2.7. Western blotting

Twenty-four hours after behavioral tests, the PFC and hippocampus were carefully dissected from the mice for western blot assays. The tissues were not perfused. The samples were homogenized with radioimmunoprecipitation assay (RIPA) buffer containing PMSF (10 µL/mL, Beyotime Biotechnology, China). The homogenates were centrifuged at 14,000 × g for 10 min at 4°C, and the supernatants were collected and aliquoted for further analysis. The concentration of total protein was determined using a BCA protein assay kit (Beyotime Biotechnology, China). Protein samples (30 μg) were separated using sodium dodecyl sulfate polyacrylamide gel electrophoresis (SDS-PAGE), and then electrophoretically transferred onto polyvinylidene fluoride (PVDF) membranes (Bio-Rad, USA). Membranes were blocked with 5% no fat milk in tris-buffered saline with Tween 20 detergent (TBST) for 1 h and then incubated overnight at 4°C with primary antibodies against EZH2 (A16846, 1:1,000, Abclonal, China), H3K27me3 (BS7237, 1:1,000, Bioworld, China), NF-κB p65 (ab32536, 1:1,000, Abcam, USA), Phosphorylated NF-κB p65 (S536) (AP0124, 1:1,000, Abclonal, China) or SOCS3 (A0769, 1:1,000, Abclonal, China) and an internal control GAPDH (AF1186, 1:5,000, Beyotime Biotechnology, China). After three TBST washes, the membranes were incubated with a horseradish peroxidase-conjugated secondary antibody, sheep anti-rabbit IgG (1:10,000, Beyotime Biotechnology, China) for 1 h at room temperature. After washing three times with TBST, the membranes were incubated with chemiluminescence substrates (Millipore Corp, USA) and exposed inside a luminescent image workstation (Tanon Science & Technology Co., Ltd, China). The grey value of the bands was quantified using ImageJ.

2.8. Statistical analysis

Data were analyzed with SPSS Statistics 23.0 (IBM Corp., USA). In most cases, statistical significance was determined by two-way ANOVA with Bonferroni corrected post hoc test or by independent t-test.

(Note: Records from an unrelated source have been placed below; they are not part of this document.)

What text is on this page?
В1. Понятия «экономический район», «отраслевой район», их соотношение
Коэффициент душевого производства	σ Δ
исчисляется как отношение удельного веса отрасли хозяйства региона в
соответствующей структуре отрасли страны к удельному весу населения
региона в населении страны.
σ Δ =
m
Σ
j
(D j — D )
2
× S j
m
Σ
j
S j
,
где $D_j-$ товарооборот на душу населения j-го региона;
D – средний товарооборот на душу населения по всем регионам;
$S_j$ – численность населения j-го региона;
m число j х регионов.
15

For the MWM test, the average escape latency was evaluated by three-way or one-way repeated-measures ANOVA. Differences were considered statistically significant if P < 0.05. All the quantitative data are presented as mean ± standard error of the mean (SEM).

3. Results

3.1. The effect of CUMS and inhibition of EZH2 on depression- and anxietylike behaviors and spatial learning and memory

3.1.1. Depression- and anxiety-like behaviors

As shown in Fig. 2A, in terms of sucrose consumption, two-way ANOVA analysis indicated a significant effect for CUMS [F (1, 36) = 24.15, P < 0.001] and age [F (1, 36) = 22.52, P < 0.001]. No effect was observed for exposure-age interaction in sucrose consumption. Age was a factor in the dramatic decrease in preference of sucrose in the SP test. CUMS with EPZ-6438 groups (young and aged) had consumed significantly more sucrose than CUMS groups, respectively.
Fig. 2B-F shows the results in the OF test. Two-way ANOVA analysis showed a significant effect for CUMS [F (1, 36) = 14.1, P < 0.001, Fig. 2B, F (1, 36) = 12.66, P < 0.01, Fig. 2C, and F (1, 36) = 8.92, P < 0.01, Fig. 2D] and age [F (1, 36) = 14.1, P < 0.001, F (1, 36) = 11.39, P < 0.01, and F (1, 36) = 12.27, P < 0.01] on the number of crossing, total distance, and rearing number, respectively. No effect was observed for the interaction between exposure and age in the crossing number, total distance and rearing number. Age was a factor contributing to a dramatic decrease in the crossing number, total distance and rearing number in the OF test. Young CUMS with EPZ-6438 group had significantly more crossing number and total distance when compared to the young CUMS group, and aged CUMS with EPZ-6438 group had significantly more rearing number than aged CUMS group.
Two-way ANOVA analysis showed a significant effect for CUMS [F (1, 36) = 21.92, P < 0.001, Fig. 2E and F (1, 36) = 21.92, P < 0.001, Fig. 2F] and age [F (1, 36) = 12.25, P < 0.01 and F (1, 36) = 12.25, P < 0.01] on central time and border time in the OF test, respectively. No effect was observed for exposure-age interaction in central time and border time. Age was a factor in the dramatic decrease in the time in the central area and increase in the time in the border area in the OF test. CUMS with EPZ-6438 groups (young and aged) spent significantly more time in the central and less time in the border area than CUMS groups, respectively.
Fig. 2G-H show the results of the EPM test. In terms of time spent in the open arms and entry into them, two-way ANOVA analysis indicated a significant effect for CUMS [F (1, 36) = 20.64, P < 0.001, Fig. 2G and F (1, 36) = 19.8, P < 0.001, Fig. 2H] and age [F (1, 36) = 8.41, P < 0.01 and F (1, 36) = 4.53, P < 0.05], respectively. No effect was observed for exposure-age interaction. Age was a factor in the dramatic decrease in the time spent in the open arms and entries into them in the EPM test. CUMS with EPZ-6438 groups (young and aged) spent significantly more time and had a higher number of entries into the open arms than the CUMS groups, respectively.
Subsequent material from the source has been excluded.